Once the network decided to drop the 10 p.m. “Jay Leno Show,” NBC — which has a two-year pay-and-play deal with Leno — decided quickly to give him back his old 11:35 p.m. home.
“We looked at it from a business decision,” Zucker said. “We had the ratings champ in late night the last 14 years there. And we looked at 11:35, which had done as well as we hoped it would do. We thought Jay would be broader at 11:35 and Conan had a bigger chance for success at 12:05.”
But as Zucker even admitted, the network didn’t give O’Brien much time to grow and audience there.
“We made a commitment at the time to put Conan into the slot,” he said. “We wanted to honor that commitment. But at the same time we didn’t want to lose Jay. We tried to keep both of our talents in house.”
In what has been a bone of contention between O’Brien’s camp and NBC, Zucker went on the record to state that in O’Brien’s “current contract for the ‘Tonight Show,’ there’s no guarantee of a time slot for the ‘Tonight Show.'”
“We asked Conan to move his show to 12:05, but he appears not to be comfortable with that,” he said. “I wish Conan had found a way to stay and do 12:05… at 12:05 it would have succeeded. “
Despite the current mess, Zucker said he had no regrets over the Great Late Night Compromise of 2004.
Under that bargain, Leno agreed to step aside in 2009 and hand the “Tonight Show” to Conan O’Brien.
“That was a great success,” Zucker said. “We kept Conan from leaving for a competitor at that point.
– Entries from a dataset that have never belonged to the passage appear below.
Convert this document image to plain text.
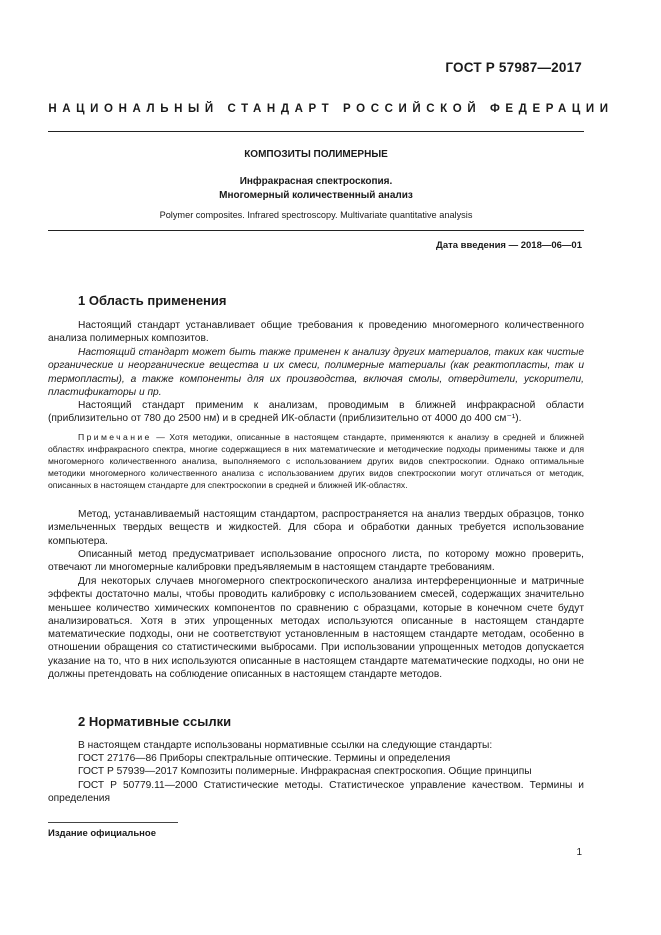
ГОСТ Р 57987—2017
НАЦИОНАЛЬНЫЙ СТАНДАРТ РОССИЙСКОЙ ФЕДЕРАЦИИ
КОМПОЗИТЫ ПОЛИМЕРНЫЕ
Инфракрасная спектроскопия.
Многомерный количественный анализ
Polymer composites. Infrared spectroscopy. Multivariate quantitative analysis
Дата введения — 2018—06—01
1 Область применения
Настоящий стандарт устанавливает общие требования к проведению многомерного количественного анализа полимерных композитов.
Настоящий стандарт может быть также применен к анализу других материалов, таких как чистые органические и неорганические вещества и их смеси, полимерные материалы (как реактопласты, так и термопласты), а также компоненты для их производства, включая смолы, отвердители, ускорители, пластификаторы и пр.
Настоящий стандарт применим к анализам, проводимым в ближней инфракрасной области (приблизительно от 780 до 2500 нм) и в средней ИК-области (приблизительно от 4000 до 400 см⁻¹).
Примечание — Хотя методики, описанные в настоящем стандарте, применяются к анализу в средней и ближней областях инфракрасного спектра, многие содержащиеся в них математические и методические подходы применимы также и для многомерного количественного анализа, выполняемого с использованием других видов спектроскопии. Однако оптимальные методики многомерного количественного анализа с использованием других видов спектроскопии могут отличаться от методик, описанных в настоящем стандарте для спектроскопии в средней и ближней ИК-областях.
Метод, устанавливаемый настоящим стандартом, распространяется на анализ твердых образцов, тонко измельченных твердых веществ и жидкостей. Для сбора и обработки данных требуется использование компьютера.
Описанный метод предусматривает использование опросного листа, по которому можно проверить, отвечают ли многомерные калибровки предъявляемым в настоящем стандарте требованиям.
Для некоторых случаев многомерного спектроскопического анализа интерференционные и матричные эффекты достаточно малы, чтобы проводить калибровку с использованием смесей, содержащих значительно меньшее количество химических компонентов по сравнению с образцами, которые в конечном счете будут анализироваться. Хотя в этих упрощенных методах используются описанные в настоящем стандарте математические подходы, они не соответствуют установленным в настоящем стандарте методам, особенно в отношении обращения со статистическими выбросами. При использовании упрощенных методов допускается указание на то, что в них используются описанные в настоящем стандарте математические подходы, но они не должны претендовать на соблюдение описанных в настоящем стандарте методов.
2 Нормативные ссылки
В настоящем стандарте использованы нормативные ссылки на следующие стандарты:
ГОСТ 27176—86 Приборы спектральные оптические. Термины и определения
ГОСТ Р 57939—2017 Композиты полимерные. Инфракрасная спектроскопия. Общие принципы
ГОСТ Р 50779.11—2000 Статистические методы. Статистическое управление качеством. Термины и определения
Издание официальное
1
They continued to enjoy success creatively and financially for the next 5 1/2 years. That was the right decision at the time.”
Leno at the time claimed to be fully behind the decision — but it became clear as the years went on that he had experienced buyer’s remorse in agreeing to the pact. (He confirmed that unhappiness in a Monday night comment to his audience.)
Later, NBC hatched the 10 p.m. idea in order to keep Leno on the air after the host exited “The Tonight Show.”
“It turns out we made some miscalculations with regard to that,” Zucker said. “We had to make a decision, that’s what led to the events of the last 10 days.”
Now, with Leno in line to once again star at 11:35, O’Brien has decided to leave the network, rather than watch “The Tonight Show” move to midnight.
“It wasn’t perfect for any of them,” Zucker said. “We didn’t have the time and all the room to make everyone happy. Ultimately we thought we had come up with a solution that would work…. At the end of the day, if (O’Brien) couldn’t accept his show being on 30 minutes later, that was his perogative, that was his right, and so be it.”
Zucker defended himself from the overwhelmingly bad press he has received in his handling of the situation.
“It is a sign of a leader to step up and say that if something’s not working, to have the guts to reverse it,” he said. “The worse thing you can do is let that mistake linger. We tried to correct something. That didn’t work. We’re not in denial about that. Leadership is about taking chances and risks and also leadership is about acknowledging when they don’t work.”
Zucker said he had received death threats in recent days over the move.
“I’m a big enough boy to know that I have to accept responsibility when things don’t work,” he said. “Sometimes they work, sometimes they don’t.”